En attendant, c’est le joueur qui parle : un kaléidoscope, un type qui réfléchit la lumière à l’infini et sous mille versions. Luka Modrić est un cas d’école, un plaisir de tous les matchs, un ouvreur d’espaces et un lubrifiant. Ce qu’il fait a quelque chose d’extraordinaire : il rend le football simple, avec légèreté, grâce, tout en permettant à l’ensemble qui l’entoure de respirer dans un univers mortel (la Coupe du monde) où les espaces sont de plus en plus réduits. On s’est déjà posé la question suivante, évidemment : d’où vient-il ? Comment est-ce possible que ça soit aussi facile ? Et l’on s’est simplement rendu compte qu’il avait ramené dans la vie de ses partenaires la notion de temps. Xavi, il y a quelques mois l’expliquait ainsi : « Les statistiques ne remplaceront jamais les sensations. Elles vous font croire que Luka Modrić a fait un mauvais match contre le PSG. Pardon ? Oui, il a perdu quelques ballons, mais il a fait gagner de l’espace à son équipe, il a soulagé ses coéquipiers et il a fait mal au PSG. Sa contribution au jeu est indénombrable. » Et elle est évolutive : face à la Russie, Modrić s’est ainsi adapté à la physionomie de la rencontre, rythmant le jeu offensif des siens et se retrouvant capable d'offrir un sprint en pleine prolongation pour éviter un six-mètres adverse. Son football est une mise à mort de l’individualisme – qui oubliera son match face à l’Argentine ? – et une œuvre plurielle. Il faut le préserver et en profiter, car cette fois, lui et sa bande (Rakitić, Mandžukić, Perišić) ont réussi à dribbler ceux qui voyaient une nouvelle fois la Croatie se prendre le mur de la phase à élimination directe dans les dents.


Cette finale sera la sienne ou celle de N’Golo Kanté. En cas de succès, une question reviendra forcément : et le Ballon d’or ? Arrêtons-nous deux minutes là-dessus : le cerveau d’un joueur est invisible pour le commun des mortels et n’a aucun prix aux yeux des juges.
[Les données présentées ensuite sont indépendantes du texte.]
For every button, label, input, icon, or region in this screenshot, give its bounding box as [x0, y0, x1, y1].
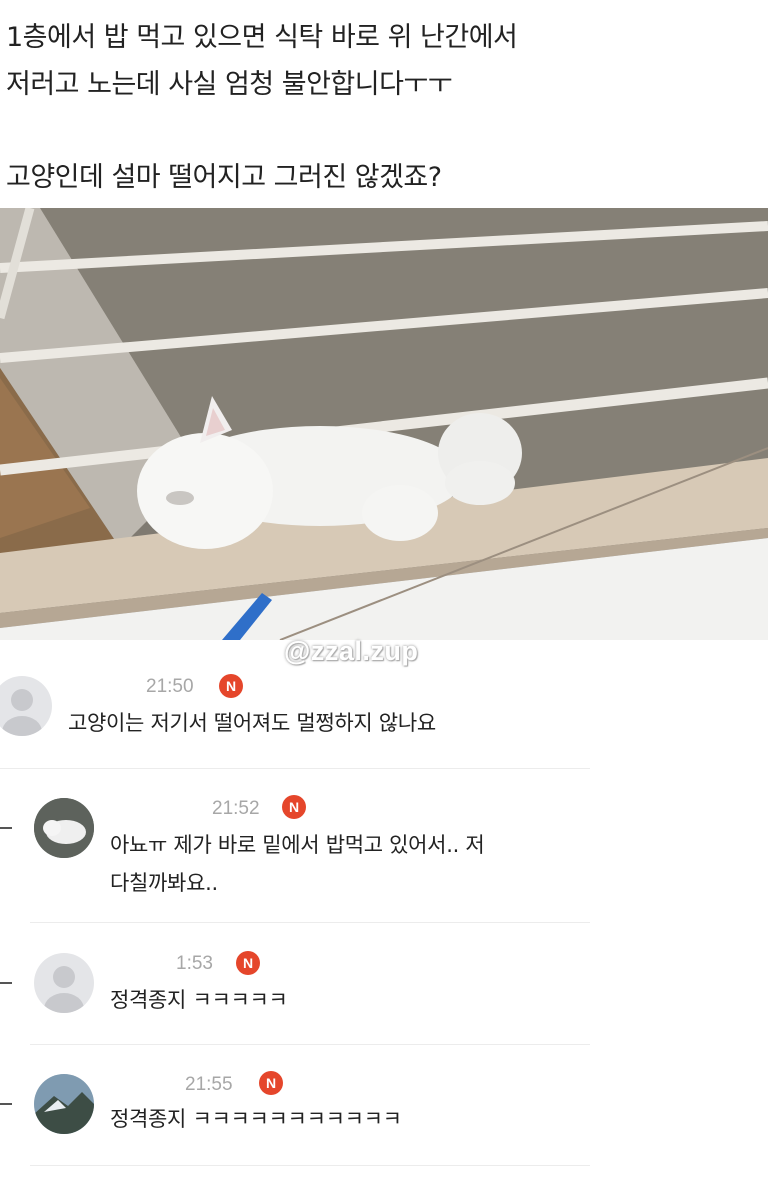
reply-indicator — [0, 1103, 12, 1105]
post-body: 1층에서 밥 먹고 있으면 식탁 바로 위 난간에서 저러고 노는데 사실 엄청… — [6, 14, 746, 201]
comment-item: 21:52 N 아뇨ㅠ 제가 바로 밑에서 밥먹고 있어서.. 저 다칠까봐요.… — [0, 790, 768, 920]
comment-time: 21:55 — [185, 1074, 233, 1095]
reply-indicator — [0, 827, 12, 829]
comment-text: 정격종지 ㅋㅋㅋㅋㅋㅋㅋㅋㅋㅋㅋ — [110, 1107, 402, 1131]
reply-indicator — [0, 982, 12, 984]
avatar[interactable] — [34, 953, 94, 1013]
comment-text-line-1: 아뇨ㅠ 제가 바로 밑에서 밥먹고 있어서.. 저 — [110, 833, 485, 857]
divider — [30, 922, 590, 923]
watermark: @zzal.zup — [284, 636, 419, 666]
new-badge: N — [219, 674, 243, 698]
cat-photo — [0, 208, 768, 640]
post-line-3: 고양인데 설마 떨어지고 그러진 않겠죠? — [6, 162, 442, 193]
comment-item: 21:50 N 고양이는 저기서 떨어져도 멀쩡하지 않나요 — [0, 668, 768, 768]
new-badge: N — [236, 951, 260, 975]
comment-text-line-2: 다칠까봐요.. — [110, 871, 218, 895]
post-line-1: 1층에서 밥 먹고 있으면 식탁 바로 위 난간에서 — [6, 22, 518, 53]
comment-time: 21:50 — [146, 676, 194, 697]
divider — [30, 1165, 590, 1166]
comment-item: 21:55 N 정격종지 ㅋㅋㅋㅋㅋㅋㅋㅋㅋㅋㅋ — [0, 1066, 768, 1176]
divider — [30, 1044, 590, 1045]
post-line-2: 저러고 노는데 사실 엄청 불안합니다ㅜㅜ — [6, 69, 453, 100]
avatar[interactable] — [34, 1074, 94, 1134]
comment-text: 정격종지 ㅋㅋㅋㅋㅋ — [110, 988, 288, 1012]
comment-text: 고양이는 저기서 떨어져도 멀쩡하지 않나요 — [68, 711, 436, 735]
divider — [0, 768, 590, 769]
comment-time: 1:53 — [176, 953, 213, 974]
avatar[interactable] — [0, 676, 52, 736]
comment-time: 21:52 — [212, 798, 260, 819]
comment-item: 1:53 N 정격종지 ㅋㅋㅋㅋㅋ — [0, 945, 768, 1045]
avatar[interactable] — [34, 798, 94, 858]
new-badge: N — [282, 795, 306, 819]
new-badge: N — [259, 1071, 283, 1095]
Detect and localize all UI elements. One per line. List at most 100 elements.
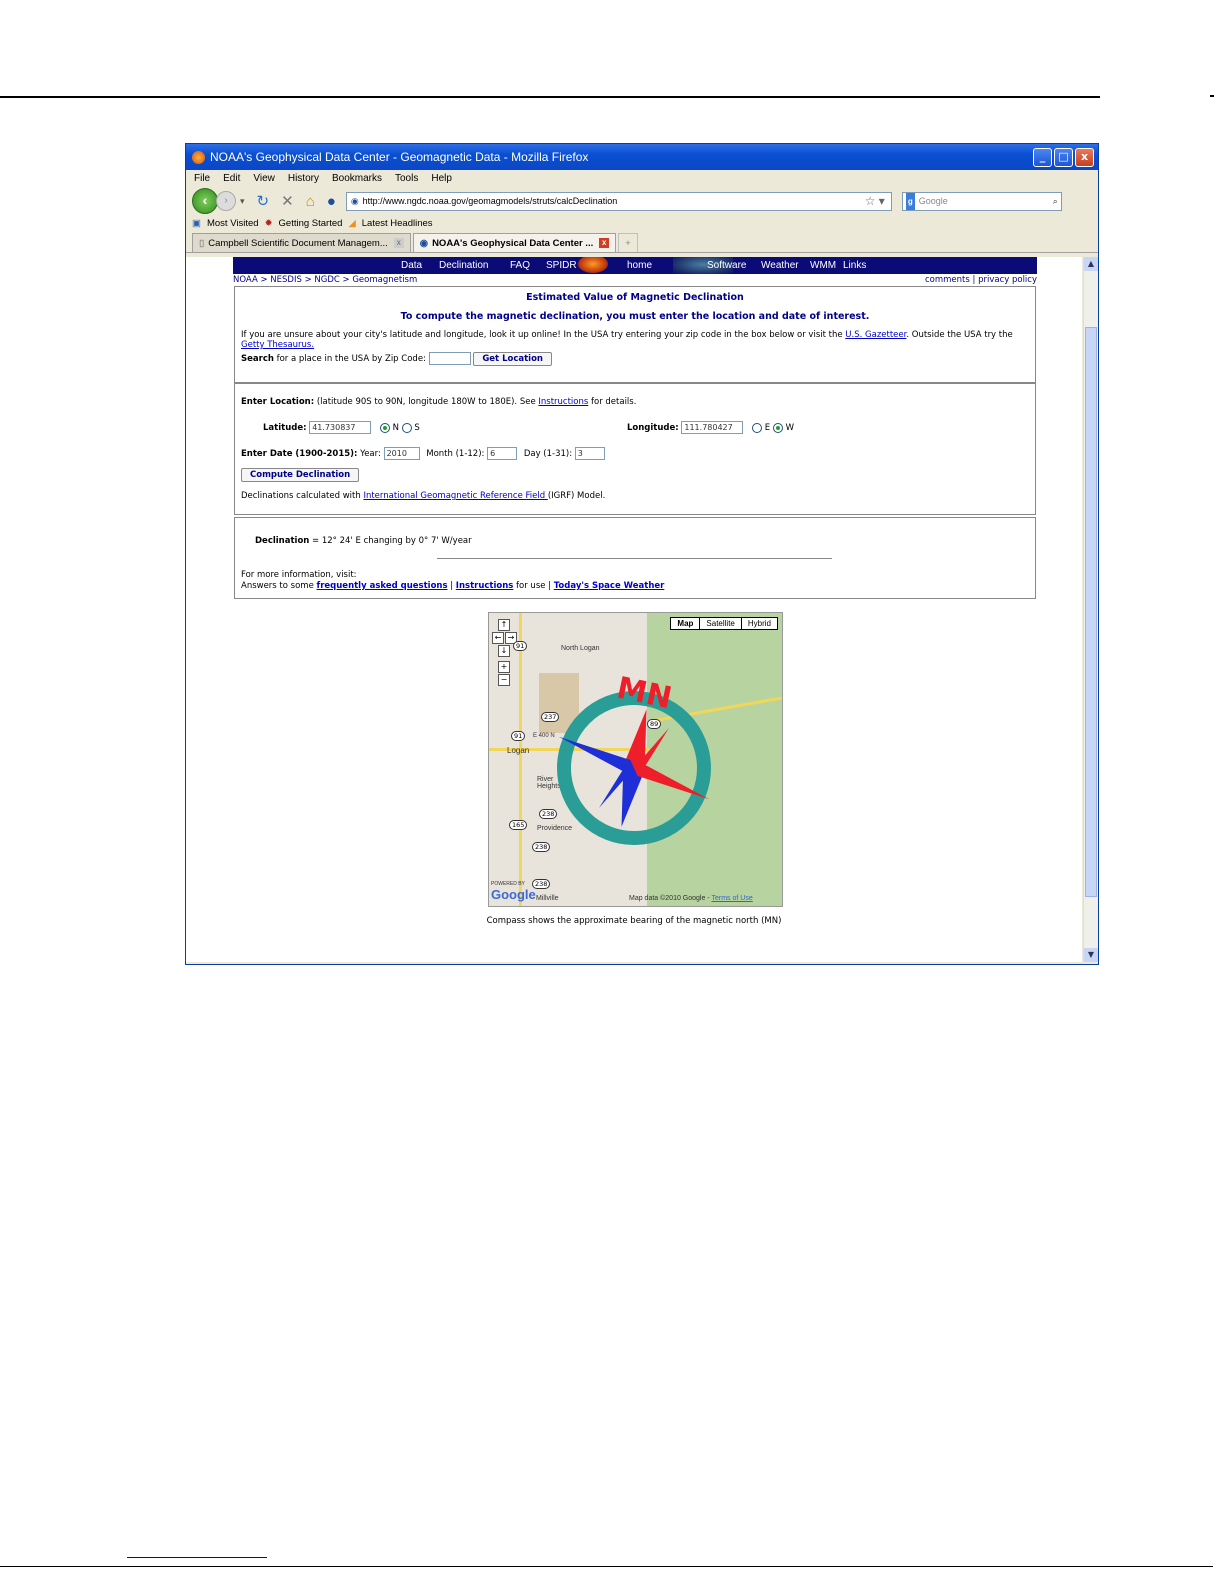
nav-faq[interactable]: FAQ [510, 260, 530, 271]
igrf-link[interactable]: International Geomagnetic Reference Fiel… [363, 491, 547, 501]
compute-declination-button[interactable]: Compute Declination [241, 468, 360, 482]
nav-software[interactable]: Software [707, 260, 746, 271]
noaa-favicon-icon: ◉ [419, 237, 429, 249]
zip-code-input[interactable] [428, 352, 471, 365]
faq-link[interactable]: frequently asked questions [317, 581, 448, 591]
longitude-input[interactable]: 111.780427 [681, 421, 744, 434]
map-type-buttons: Map Satellite Hybrid [670, 617, 778, 630]
bookmark-getting-started[interactable]: Getting Started [279, 218, 343, 229]
result-divider [437, 558, 832, 559]
year-label: Year: [357, 449, 381, 459]
title-bar[interactable]: NOAA's Geophysical Data Center - Geomagn… [186, 144, 1098, 170]
us-gazetteer-link[interactable]: U.S. Gazetteer [845, 330, 906, 340]
tab-noaa[interactable]: ◉ NOAA's Geophysical Data Center ... x [412, 233, 617, 252]
address-bar[interactable]: ◉ http://www.ngdc.noaa.gov/geomagmodels/… [345, 191, 892, 211]
search-label-bold: Search [241, 354, 274, 364]
menu-help[interactable]: Help [431, 173, 452, 184]
terms-of-use-link[interactable]: Terms of Use [711, 895, 752, 902]
history-dropdown-icon[interactable]: ▾ [240, 196, 245, 207]
get-location-button[interactable]: Get Location [473, 352, 552, 366]
map-label-logan: Logan [507, 746, 530, 755]
new-tab-button[interactable]: + [618, 233, 638, 252]
scroll-down-icon[interactable]: ▼ [1084, 948, 1098, 962]
close-tab-icon[interactable]: x [393, 238, 404, 248]
pan-down-icon[interactable]: ↓ [498, 645, 510, 657]
reload-icon[interactable]: ↻ [257, 192, 270, 210]
nav-spidr[interactable]: SPIDR [546, 260, 577, 271]
forward-arrow-icon[interactable]: › [216, 191, 236, 211]
nav-wmm[interactable]: WMM [810, 260, 836, 271]
back-arrow-icon[interactable]: ‹ [192, 188, 218, 214]
intro-text: If you are unsure about your city's lati… [241, 330, 1029, 350]
search-box[interactable]: g Google ⌕ [901, 191, 1062, 211]
breadcrumb-path[interactable]: NOAA > NESDIS > NGDC > Geomagnetism [233, 275, 417, 285]
noaa-extension-icon[interactable]: ● [327, 193, 336, 210]
route-shield: 238 [532, 842, 551, 852]
nav-home[interactable]: home [627, 260, 652, 271]
menu-file[interactable]: File [194, 173, 210, 184]
map-type-hybrid[interactable]: Hybrid [740, 617, 778, 630]
year-input[interactable]: 2010 [383, 447, 420, 460]
nav-links[interactable]: Links [843, 260, 866, 271]
breadcrumb: NOAA > NESDIS > NGDC > Geomagnetism comm… [233, 275, 1037, 285]
zoom-out-icon[interactable]: − [498, 674, 510, 686]
declination-result: Declination = 12° 24' E changing by 0° 7… [255, 536, 472, 546]
menu-bookmarks[interactable]: Bookmarks [332, 173, 382, 184]
month-input[interactable]: 6 [487, 447, 518, 460]
map-type-map[interactable]: Map [670, 617, 701, 630]
longitude-west-label: W [785, 423, 794, 433]
route-shield: 165 [509, 820, 528, 830]
space-weather-link[interactable]: Today's Space Weather [554, 581, 665, 591]
longitude-west-radio[interactable] [772, 422, 783, 433]
longitude-east-radio[interactable] [752, 422, 763, 433]
pan-up-icon[interactable]: ↑ [498, 619, 510, 631]
google-map[interactable]: ↑ ← → ↓ + − Map Satellite Hybrid North L… [488, 612, 783, 907]
firefox-icon [192, 150, 205, 164]
page-icon: ▯ [199, 237, 205, 249]
bookmark-latest-headlines[interactable]: Latest Headlines [362, 218, 433, 229]
most-visited-icon: ▣ [192, 218, 201, 229]
latitude-north-label: N [392, 423, 399, 433]
map-type-satellite[interactable]: Satellite [699, 617, 742, 630]
scrollbar-thumb[interactable] [1085, 327, 1097, 897]
nav-data[interactable]: Data [401, 260, 422, 271]
home-icon[interactable]: ⌂ [306, 193, 315, 210]
menu-view[interactable]: View [253, 173, 275, 184]
menu-tools[interactable]: Tools [395, 173, 418, 184]
zoom-in-icon[interactable]: + [498, 661, 510, 673]
site-identity-icon[interactable]: ◉ [351, 193, 359, 210]
search-icon[interactable]: ⌕ [1053, 193, 1058, 210]
tab-label: NOAA's Geophysical Data Center ... [432, 237, 594, 249]
close-button[interactable]: x [1075, 147, 1094, 167]
tab-campbell[interactable]: ▯ Campbell Scientific Document Managem..… [192, 233, 411, 252]
bookmark-most-visited[interactable]: Most Visited [207, 218, 259, 229]
menu-edit[interactable]: Edit [223, 173, 240, 184]
bookmark-star-icon[interactable]: ☆ ▾ [865, 193, 885, 210]
maximize-button[interactable]: □ [1054, 147, 1073, 167]
help-links-row: Answers to some frequently asked questio… [241, 581, 664, 591]
latitude-south-radio[interactable] [401, 422, 412, 433]
close-tab-icon[interactable]: x [599, 238, 610, 248]
stop-icon[interactable]: ✕ [281, 192, 294, 210]
latitude-north-radio[interactable] [379, 422, 390, 433]
google-logo[interactable]: Google [491, 887, 536, 902]
pan-left-icon[interactable]: ← [492, 632, 504, 644]
instructions-link[interactable]: Instructions [538, 397, 588, 407]
comments-privacy-links[interactable]: comments | privacy policy [925, 275, 1037, 285]
location-label: Enter Location: [241, 397, 315, 407]
vertical-scrollbar[interactable]: ▲ ▼ [1083, 257, 1098, 962]
minimize-button[interactable]: _ [1033, 147, 1052, 167]
latitude-label: Latitude: [263, 423, 307, 433]
google-search-icon[interactable]: g [905, 192, 915, 210]
nav-declination[interactable]: Declination [439, 260, 488, 271]
answers-text: Answers to some [241, 581, 317, 591]
latitude-row: Latitude: 41.730837 N S [263, 421, 420, 434]
instructions-link[interactable]: Instructions [456, 581, 514, 591]
day-input[interactable]: 3 [574, 447, 605, 460]
scroll-up-icon[interactable]: ▲ [1084, 257, 1098, 271]
menu-history[interactable]: History [288, 173, 319, 184]
compute-row: Compute Declination [241, 468, 360, 482]
latitude-input[interactable]: 41.730837 [309, 421, 372, 434]
getty-thesaurus-link[interactable]: Getty Thesaurus. [241, 340, 314, 350]
nav-weather[interactable]: Weather [761, 260, 799, 271]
Luka Modrić le sait, a raconté samedi que le dénouement de cette histoire n’était en aucun cas « entre ses mains » et ne gagnera probablement jamais de récompense individuelle. À qui la faute ? Aux affamés de statistiques, à la télévision qui a transformé le jeu en divertissement, à l’apparence qui a gagné le combat des idées face à la substance, à tout le monde. C’est l’évolution du foot, celle qui a privé un jour Andrés Iniesta ou Wesley Sneijder d’un Ballon d’or. Celle qui privera sûrement Modrić, dont l’avenir se jouera donc peut-être en taule pour avoir été transformé en jouet par une crapule à un âge où il ne cherchait qu’à grandir, et peut-être dans le futur Kanté et De Bruyne d’un ticket d’entrée pour ce petit monde. Au fond, que faut-il retenir ? Que Luka Modrić est le football, tout simplement, et qu’il a aujourd’hui une scène gigantesque pour prouver qu’il peut déposer son pays sur une cime jamais atteinte.